Being a bit of a boat nerd, I was fascinated to find the website marinetraffic.com which shows the position of all the major boats around the world. As well as showing the position and direction of each ship, you can click on the marker and see full details including photographs. OK, so the vessels tend towards the larger and less modellable types but it’s still fun to watch.
For example, as a keen Isle of Man fan, I can watch the progress of the fast ferries from Liverpool. In fact the system is so good, I can watch the ferry approach Douglas harbour and then bring up the appropriate webcam to see it arrive. Can you tell we are quiet at work at the moment ?
Even railway modellers can enjoy tracking boats – if you can find out what the name of the vessel carrying the next batch of goodies from China is, you can track it and know when your local shop can expect its next delivery.

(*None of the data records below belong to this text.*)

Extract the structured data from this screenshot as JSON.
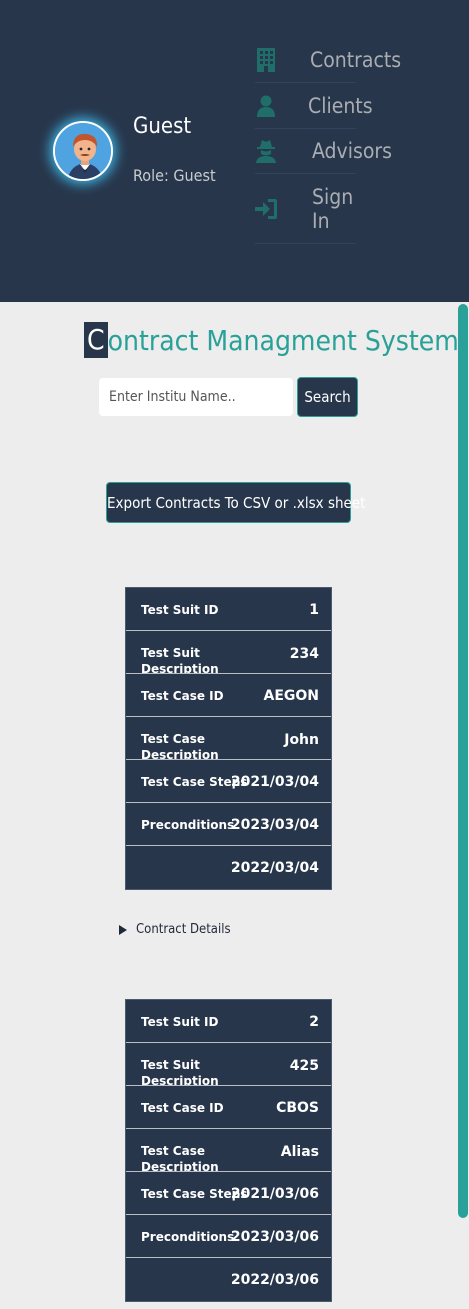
{
  "user": {
    "name": "Guest",
    "role": "Role: Guest"
  },
  "nav": {
    "items": [
      {
        "label": "Contracts",
        "icon": "building-icon"
      },
      {
        "label": "Clients",
        "icon": "user-icon"
      },
      {
        "label": "Advisors",
        "icon": "spy-icon"
      },
      {
        "label": "Sign In",
        "icon": "sign-in-icon"
      }
    ]
  },
  "main": {
    "title_first": "C",
    "title_rest": "ontract Managment System",
    "search": {
      "placeholder": "Enter Institu Name..",
      "button": "Search"
    },
    "export_label": "Export Contracts To CSV or .xlsx sheet",
    "details_label": "Contract Details"
  },
  "cards": [
    {
      "rows": [
        {
          "key": "Test Suit ID",
          "value": "1"
        },
        {
          "key": "Test Suit Description",
          "value": "234"
        },
        {
          "key": "Test Case ID",
          "value": "AEGON"
        },
        {
          "key": "Test Case Description",
          "value": "John"
        },
        {
          "key": "Test Case Steps",
          "value": "2021/03/04"
        },
        {
          "key": "Preconditions",
          "value": "2023/03/04"
        },
        {
          "key": "",
          "value": "2022/03/04"
        }
      ]
    },
    {
      "rows": [
        {
          "key": "Test Suit ID",
          "value": "2"
        },
        {
          "key": "Test Suit Description",
          "value": "425"
        },
        {
          "key": "Test Case ID",
          "value": "CBOS"
        },
        {
          "key": "Test Case Description",
          "value": "Alias"
        },
        {
          "key": "Test Case Steps",
          "value": "2021/03/06"
        },
        {
          "key": "Preconditions",
          "value": "2023/03/06"
        },
        {
          "key": "",
          "value": "2022/03/06"
        }
      ]
    }
  ],
  "colors": {
    "navy": "#27364b",
    "teal": "#2aa198",
    "background": "#ededed"
  }
}
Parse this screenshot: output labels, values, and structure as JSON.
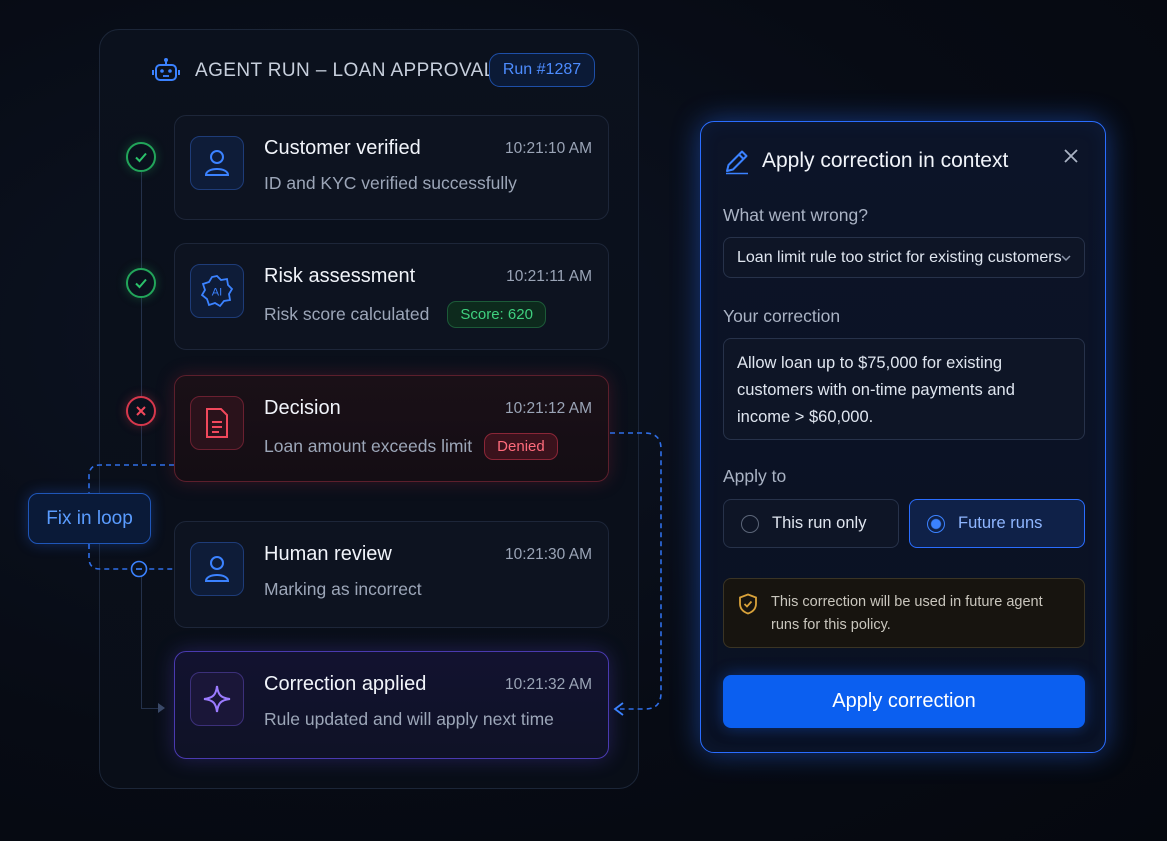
{
  "run": {
    "title": "AGENT RUN – LOAN APPROVAL",
    "badge": "Run #1287",
    "steps": [
      {
        "title": "Customer verified",
        "time": "10:21:10 AM",
        "desc": "ID and KYC verified successfully",
        "status": "ok",
        "icon": "user-icon"
      },
      {
        "title": "Risk assessment",
        "time": "10:21:11 AM",
        "desc": "Risk score calculated",
        "pill": "Score: 620",
        "status": "ok",
        "icon": "ai-badge-icon",
        "icon_text": "AI"
      },
      {
        "title": "Decision",
        "time": "10:21:12 AM",
        "desc": "Loan amount exceeds limit",
        "pill": "Denied",
        "status": "error",
        "icon": "document-icon"
      },
      {
        "title": "Human review",
        "time": "10:21:30 AM",
        "desc": "Marking as incorrect",
        "icon": "user-icon"
      },
      {
        "title": "Correction applied",
        "time": "10:21:32 AM",
        "desc": "Rule updated and will apply next time",
        "icon": "sparkle-icon"
      }
    ],
    "fix_label": "Fix in loop"
  },
  "correction": {
    "title": "Apply correction in context",
    "what_label": "What went wrong?",
    "what_value": "Loan limit rule too strict for existing customers",
    "your_label": "Your correction",
    "your_value": "Allow loan up to $75,000 for existing customers with on-time payments and income > $60,000.",
    "apply_to_label": "Apply to",
    "options": [
      {
        "label": "This run only",
        "selected": false
      },
      {
        "label": "Future runs",
        "selected": true
      }
    ],
    "notice": "This correction will be used in future agent runs for this policy.",
    "button": "Apply correction"
  },
  "colors": {
    "accent": "#0b5ff0",
    "success": "#22a55a",
    "error": "#d6384c",
    "warning": "#d9a23a"
  }
}
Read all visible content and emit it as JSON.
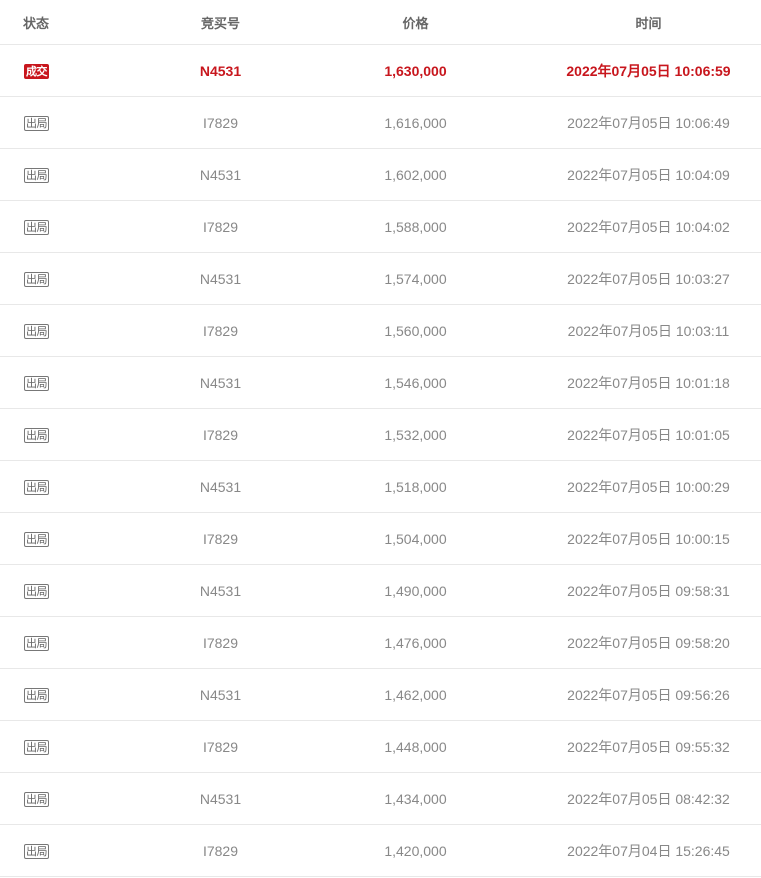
{
  "headers": {
    "status": "状态",
    "bidder": "竞买号",
    "price": "价格",
    "time": "时间"
  },
  "colors": {
    "deal_red": "#c8161d",
    "text_gray": "#888888",
    "border": "#e8e8e8"
  },
  "rows": [
    {
      "status": "成交",
      "bidder": "N4531",
      "price": "1,630,000",
      "time": "2022年07月05日 10:06:59",
      "highlight": true
    },
    {
      "status": "出局",
      "bidder": "I7829",
      "price": "1,616,000",
      "time": "2022年07月05日 10:06:49"
    },
    {
      "status": "出局",
      "bidder": "N4531",
      "price": "1,602,000",
      "time": "2022年07月05日 10:04:09"
    },
    {
      "status": "出局",
      "bidder": "I7829",
      "price": "1,588,000",
      "time": "2022年07月05日 10:04:02"
    },
    {
      "status": "出局",
      "bidder": "N4531",
      "price": "1,574,000",
      "time": "2022年07月05日 10:03:27"
    },
    {
      "status": "出局",
      "bidder": "I7829",
      "price": "1,560,000",
      "time": "2022年07月05日 10:03:11"
    },
    {
      "status": "出局",
      "bidder": "N4531",
      "price": "1,546,000",
      "time": "2022年07月05日 10:01:18"
    },
    {
      "status": "出局",
      "bidder": "I7829",
      "price": "1,532,000",
      "time": "2022年07月05日 10:01:05"
    },
    {
      "status": "出局",
      "bidder": "N4531",
      "price": "1,518,000",
      "time": "2022年07月05日 10:00:29"
    },
    {
      "status": "出局",
      "bidder": "I7829",
      "price": "1,504,000",
      "time": "2022年07月05日 10:00:15"
    },
    {
      "status": "出局",
      "bidder": "N4531",
      "price": "1,490,000",
      "time": "2022年07月05日 09:58:31"
    },
    {
      "status": "出局",
      "bidder": "I7829",
      "price": "1,476,000",
      "time": "2022年07月05日 09:58:20"
    },
    {
      "status": "出局",
      "bidder": "N4531",
      "price": "1,462,000",
      "time": "2022年07月05日 09:56:26"
    },
    {
      "status": "出局",
      "bidder": "I7829",
      "price": "1,448,000",
      "time": "2022年07月05日 09:55:32"
    },
    {
      "status": "出局",
      "bidder": "N4531",
      "price": "1,434,000",
      "time": "2022年07月05日 08:42:32"
    },
    {
      "status": "出局",
      "bidder": "I7829",
      "price": "1,420,000",
      "time": "2022年07月04日 15:26:45"
    }
  ]
}
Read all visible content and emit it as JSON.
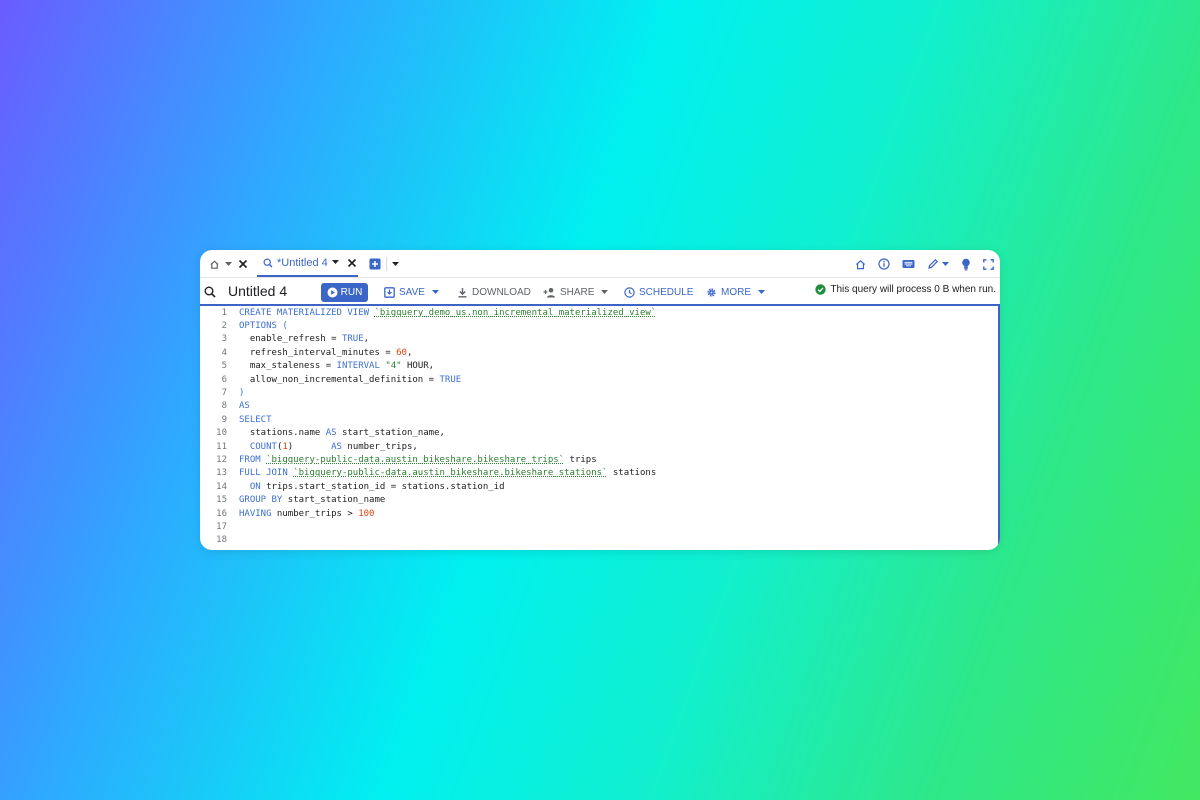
{
  "tabbar": {
    "active_tab_label": "*Untitled 4",
    "icons": [
      "home-icon",
      "chevron-down-icon",
      "close-icon",
      "query-icon",
      "add-icon",
      "home-outline-icon",
      "info-icon",
      "keyboard-icon",
      "pen-icon",
      "lightbulb-icon",
      "fullscreen-icon"
    ]
  },
  "toolbar": {
    "query_title": "Untitled 4",
    "run_label": "RUN",
    "save_label": "SAVE",
    "download_label": "DOWNLOAD",
    "share_label": "SHARE",
    "schedule_label": "SCHEDULE",
    "more_label": "MORE",
    "status_text": "This query will process 0 B when run."
  },
  "colors": {
    "accent": "#3b66c8",
    "keyword": "#3c6fd2",
    "string": "#2e7d32",
    "number": "#e0440e",
    "status_ok": "#1e8e3e"
  },
  "editor": {
    "lines": [
      {
        "n": "1",
        "tokens": [
          {
            "t": "CREATE MATERIALIZED VIEW ",
            "k": "kw"
          },
          {
            "t": "`bigquery_demo_us.non_incremental_materialized_view`",
            "k": "str"
          }
        ]
      },
      {
        "n": "2",
        "tokens": [
          {
            "t": "OPTIONS (",
            "k": "kw"
          }
        ]
      },
      {
        "n": "3",
        "tokens": [
          {
            "t": "  enable_refresh = ",
            "k": "plain"
          },
          {
            "t": "TRUE",
            "k": "kw"
          },
          {
            "t": ",",
            "k": "plain"
          }
        ]
      },
      {
        "n": "4",
        "tokens": [
          {
            "t": "  refresh_interval_minutes = ",
            "k": "plain"
          },
          {
            "t": "60",
            "k": "num"
          },
          {
            "t": ",",
            "k": "plain"
          }
        ]
      },
      {
        "n": "5",
        "tokens": [
          {
            "t": "  max_staleness = ",
            "k": "plain"
          },
          {
            "t": "INTERVAL ",
            "k": "kw"
          },
          {
            "t": "\"4\"",
            "k": "strq"
          },
          {
            "t": " HOUR,",
            "k": "plain"
          }
        ]
      },
      {
        "n": "6",
        "tokens": [
          {
            "t": "  allow_non_incremental_definition = ",
            "k": "plain"
          },
          {
            "t": "TRUE",
            "k": "kw"
          }
        ]
      },
      {
        "n": "7",
        "tokens": [
          {
            "t": ")",
            "k": "kw"
          }
        ]
      },
      {
        "n": "8",
        "tokens": [
          {
            "t": "AS",
            "k": "kw"
          }
        ]
      },
      {
        "n": "9",
        "tokens": [
          {
            "t": "SELECT",
            "k": "kw"
          }
        ]
      },
      {
        "n": "10",
        "tokens": [
          {
            "t": "  stations.name ",
            "k": "plain"
          },
          {
            "t": "AS",
            "k": "kw"
          },
          {
            "t": " start_station_name,",
            "k": "plain"
          }
        ]
      },
      {
        "n": "11",
        "tokens": [
          {
            "t": "  ",
            "k": "plain"
          },
          {
            "t": "COUNT",
            "k": "fn"
          },
          {
            "t": "(",
            "k": "plain"
          },
          {
            "t": "1",
            "k": "num"
          },
          {
            "t": ")       ",
            "k": "plain"
          },
          {
            "t": "AS",
            "k": "kw"
          },
          {
            "t": " number_trips,",
            "k": "plain"
          }
        ]
      },
      {
        "n": "12",
        "tokens": [
          {
            "t": "FROM ",
            "k": "kw"
          },
          {
            "t": "`bigquery-public-data.austin_bikeshare.bikeshare_trips`",
            "k": "str"
          },
          {
            "t": " trips",
            "k": "plain"
          }
        ]
      },
      {
        "n": "13",
        "tokens": [
          {
            "t": "FULL JOIN ",
            "k": "kw"
          },
          {
            "t": "`bigquery-public-data.austin_bikeshare.bikeshare_stations`",
            "k": "str"
          },
          {
            "t": " stations",
            "k": "plain"
          }
        ]
      },
      {
        "n": "14",
        "tokens": [
          {
            "t": "  ON",
            "k": "kw"
          },
          {
            "t": " trips.start_station_id = stations.station_id",
            "k": "plain"
          }
        ]
      },
      {
        "n": "15",
        "tokens": [
          {
            "t": "GROUP BY",
            "k": "kw"
          },
          {
            "t": " start_station_name",
            "k": "plain"
          }
        ]
      },
      {
        "n": "16",
        "tokens": [
          {
            "t": "HAVING",
            "k": "kw"
          },
          {
            "t": " number_trips > ",
            "k": "plain"
          },
          {
            "t": "100",
            "k": "num"
          }
        ]
      },
      {
        "n": "17",
        "tokens": []
      },
      {
        "n": "18",
        "tokens": []
      }
    ]
  }
}
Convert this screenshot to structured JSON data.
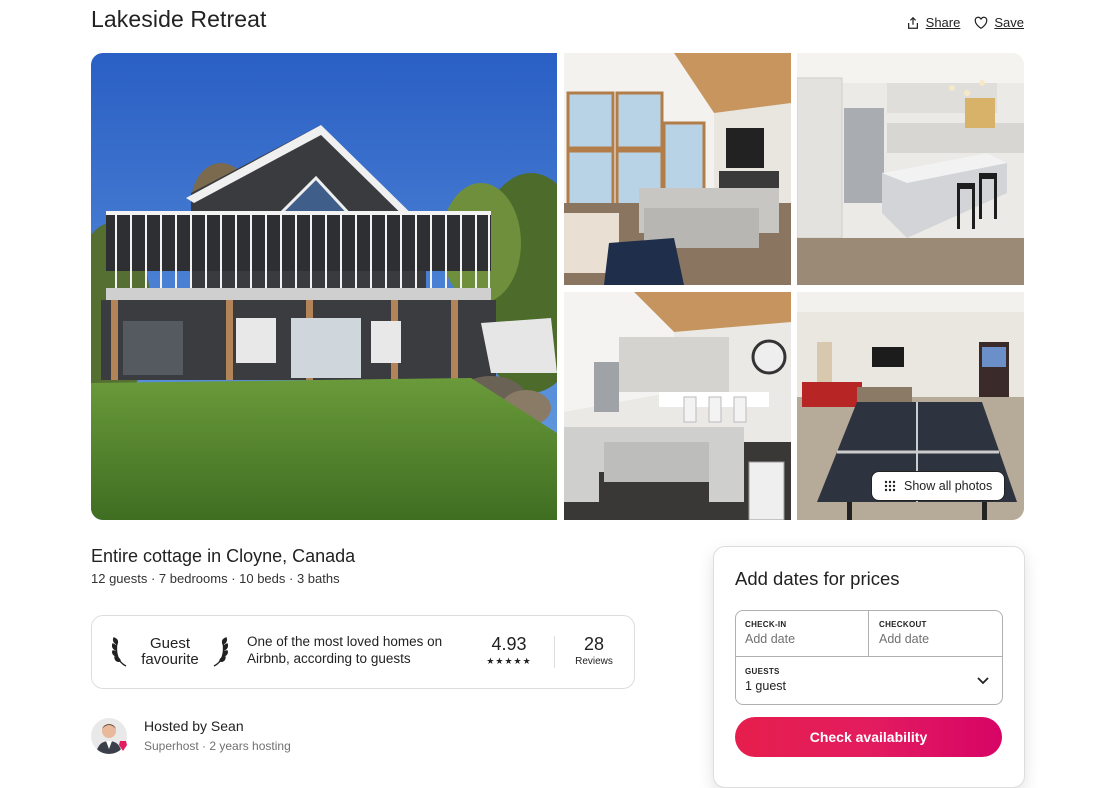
{
  "listing": {
    "title": "Lakeside Retreat",
    "share_label": "Share",
    "save_label": "Save",
    "show_all_photos": "Show all photos",
    "subtitle": "Entire cottage in Cloyne, Canada",
    "facts": "12 guests · 7 bedrooms · 10 beds · 3 baths"
  },
  "guest_favourite": {
    "badge_line1": "Guest",
    "badge_line2": "favourite",
    "description": "One of the most loved homes on Airbnb, according to guests",
    "rating": "4.93",
    "stars": "★★★★★",
    "reviews_count": "28",
    "reviews_label": "Reviews"
  },
  "host": {
    "name": "Hosted by Sean",
    "meta": "Superhost · 2 years hosting"
  },
  "booking": {
    "heading": "Add dates for prices",
    "checkin_label": "CHECK-IN",
    "checkin_value": "Add date",
    "checkout_label": "CHECKOUT",
    "checkout_value": "Add date",
    "guests_label": "GUESTS",
    "guests_value": "1 guest",
    "cta": "Check availability"
  },
  "colors": {
    "brand": "#e31c5f",
    "text": "#222222",
    "muted": "#717171",
    "border": "#dddddd"
  },
  "icons": [
    "share-icon",
    "heart-icon",
    "grid-icon",
    "laurel-icon",
    "chevron-down-icon",
    "superhost-icon"
  ]
}
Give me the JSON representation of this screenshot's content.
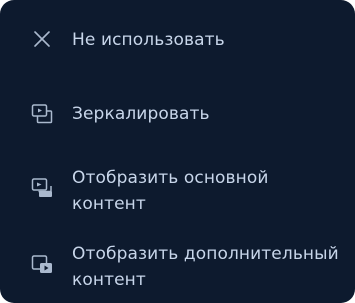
{
  "menu": {
    "items": [
      {
        "label": "Не использовать",
        "icon": "close-icon"
      },
      {
        "label": "Зеркалировать",
        "icon": "mirror-screen-icon"
      },
      {
        "label": "Отобразить основной контент",
        "icon": "main-content-icon"
      },
      {
        "label": "Отобразить дополнительный контент",
        "icon": "extra-content-icon"
      }
    ]
  },
  "colors": {
    "background": "#0d1a2e",
    "text": "#c8d6ea",
    "icon": "#aab9ce"
  }
}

What amazed me is the sheer number of boats out there. Take a look at the English Channel and it looks like a busy motorway. Once upon a time the cargoes from all of these would have been offloaded and sent on their way by rail. Now it’s a mix of road and rail transport but all this is like blood running around the veins of the country and keeping it going. When we build models it needs to be remembered that we are illustrating just a tiny slice of this world. Beyond the boundaries of the baseboard there is the rest of the country to consider. I know people bang on about proper operating of model railways and I’m worst than most at paying any sort of attention to this, but when you see the high level view of the transport system in operation, it does make me think there is a whole lot out there I simply don’t understand.